Singh, a featured speaker at the second annual National Religious Freedom Conference in Washington on Thursday, told the several hundred attendees that his D.C. taxi driver had the radio tuned to a religiously minded commentator, who was explaining that women become lesbians because they had been abused.

His cab story—both his telling and the reaction to it—reveals fault lines in the coalition of Americans concerned that government and popular culture are eroding religious freedom, and trying to banish religion from the public sphere.

“I felt uncomfortable knowing how our community, the Sikh community, is oftentimes broadly stereotyped and those broad stereotypes are used in a way to literally engage in violence,” continued Singh, director of programs at the Sikh Coalition. Sikhs, lesbians—no group should be broad-brushed, he said.

Short of his destination, Singh asked the cabbie to pull over, paid the fare, and explained that he didn’t want to hear such prejudice. You have a right to listen, he said he told the driver, “but I’m also going to exercise my right not to give you business.”

Sitting next to Singh at the podium, the Rev. Eugene Rivers III of the Church of God in Christ, listened intently, narrowing his eyes as Singh spoke.

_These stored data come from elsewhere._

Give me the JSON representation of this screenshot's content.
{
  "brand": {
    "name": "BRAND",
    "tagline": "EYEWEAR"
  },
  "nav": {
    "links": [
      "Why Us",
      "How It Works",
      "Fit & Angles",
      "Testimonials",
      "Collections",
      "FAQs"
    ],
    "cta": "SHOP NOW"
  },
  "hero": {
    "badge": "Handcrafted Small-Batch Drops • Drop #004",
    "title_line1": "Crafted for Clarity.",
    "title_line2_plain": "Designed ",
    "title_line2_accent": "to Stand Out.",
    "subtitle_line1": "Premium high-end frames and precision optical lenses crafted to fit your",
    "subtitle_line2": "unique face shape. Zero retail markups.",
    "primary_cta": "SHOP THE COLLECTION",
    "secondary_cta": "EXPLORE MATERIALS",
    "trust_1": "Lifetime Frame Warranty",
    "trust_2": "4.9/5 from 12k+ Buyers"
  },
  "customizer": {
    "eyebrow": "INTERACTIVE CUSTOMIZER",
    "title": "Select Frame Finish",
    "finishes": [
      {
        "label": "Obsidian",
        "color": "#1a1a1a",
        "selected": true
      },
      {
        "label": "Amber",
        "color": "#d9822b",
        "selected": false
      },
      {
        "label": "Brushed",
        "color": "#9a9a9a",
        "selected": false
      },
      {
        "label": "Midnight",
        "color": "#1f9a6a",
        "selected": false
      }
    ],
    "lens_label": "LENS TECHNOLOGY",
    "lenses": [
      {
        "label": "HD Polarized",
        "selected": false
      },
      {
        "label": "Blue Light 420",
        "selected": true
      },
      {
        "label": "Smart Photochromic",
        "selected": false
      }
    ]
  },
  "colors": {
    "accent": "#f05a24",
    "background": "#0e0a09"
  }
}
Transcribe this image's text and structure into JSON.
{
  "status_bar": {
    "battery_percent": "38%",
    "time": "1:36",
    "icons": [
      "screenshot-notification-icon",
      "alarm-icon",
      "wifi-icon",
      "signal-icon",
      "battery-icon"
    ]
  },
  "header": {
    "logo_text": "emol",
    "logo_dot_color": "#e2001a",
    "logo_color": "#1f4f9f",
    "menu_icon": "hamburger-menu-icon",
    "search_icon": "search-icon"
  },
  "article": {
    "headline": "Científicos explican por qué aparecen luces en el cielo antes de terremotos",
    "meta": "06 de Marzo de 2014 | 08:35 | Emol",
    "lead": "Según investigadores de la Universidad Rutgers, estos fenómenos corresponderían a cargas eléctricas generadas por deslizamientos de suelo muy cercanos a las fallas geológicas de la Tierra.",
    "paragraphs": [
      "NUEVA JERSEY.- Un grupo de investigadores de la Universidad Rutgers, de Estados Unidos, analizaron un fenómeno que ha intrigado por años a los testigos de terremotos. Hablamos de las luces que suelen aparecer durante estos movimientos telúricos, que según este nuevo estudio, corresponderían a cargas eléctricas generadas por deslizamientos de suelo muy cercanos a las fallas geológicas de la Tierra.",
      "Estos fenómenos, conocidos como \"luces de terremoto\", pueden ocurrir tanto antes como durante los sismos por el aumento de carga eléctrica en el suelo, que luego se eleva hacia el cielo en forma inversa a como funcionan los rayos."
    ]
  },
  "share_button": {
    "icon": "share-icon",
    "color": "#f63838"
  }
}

When Singh had finished, Rivers made clear that he holds differing beliefs, and draws the line of tolerance in a different place. “What the guy said on the radio … there’s actually evidence for the argument that in certain cases young women, in this case we’re talking about lesbians, have come to that orientation as a function of abuse.”

“The radio guy may have simply overstated the case,” continued Rivers, pastor of Boston’s Azusa Christian Community and senior policy adviser to the Church of God in Christ’s presiding bishop.

The panelists who came to assess the state of religious freedom in the nation accepted the point that their various faiths might not stand together on anything beyond the need to protect religious freedom, and that at times, coalition building would present grand challenges that needed to be met head on.

Rabbi Abba Cohen, a panelist and vice president for federal affairs of Agudath Israel, an umbrella organization of Orthodox Jews, offered several examples of Jews viewing religious freedom issues differently than non-Jews.

Orthodox Jews do not believe in abortion on demand, but believe that in some particular cases, Jewish law requires abortion, Cohen said. They support the right of anyone to proselytize, but proselytization can damage the Jewish community, he said.

Still, taking the larger perspective, Cohen agreed with the conference’s theme that religious liberty is under threat in the U.S. and that religious people must stand together.

On another conference panel, state legislators and activists spoke of the need to for conservatives to court liberal allies to help defend religious rights, and cited examples when the American Civil Liberties Union and Democrats had worked successfully with conservative religious people.

Among the evidence of a deterioration of religious rights offered during the daylong meeting sponsored by the Ethics and Public Policy Center: the Obama administration’s rule requiring employers to provide insurance coverage for contraception; several state universities’ refusal to accept student groups that require their leaders to accept certain tenets of a faith; and companies that are allowed to relegate Muslim women with headscarves to jobs where the public will not see them.

“We see that religion is often treated with derision and ridicule,” Cohen said. “In these rough waters, it’s all hands on deck.”

Muslim theologian Shaykha Reima Yosif, who wears a headscarf and founded an organization to support Muslim women through art and education, said as an easily identifiable follower of Islam, she has often been told to “go back where you came from.”

The U.S.-born Yosif, however, said she has hope that faith leaders can set an example for the rest of the nation on tolerance of traditions other than their own.

“It’s not a priest or a rabbi or a pastor that will say such things. It’s the layman,” she said, referring to the insults that have been thrown at her. “These ideals that we have gathered here today for, we have to make sure that it trickles down to the average everyday American.”

As Singh’s anecdote showed, same-sex marriage and gay rights may be the most likely cause of friction as religious leaders try to assemble themselves into a force to protect religious liberties.

Rivers said his tolerance ends where people force him to accept anything beyond what he knows as biblical truth, or when opponents threaten his tax-exempt status because of his beliefs. He said he would be willing to go to jail to defend his religious views.

“If you mess with the Bible, I’m going to jail,” he told the crowd, to an enthusiastic round of applause.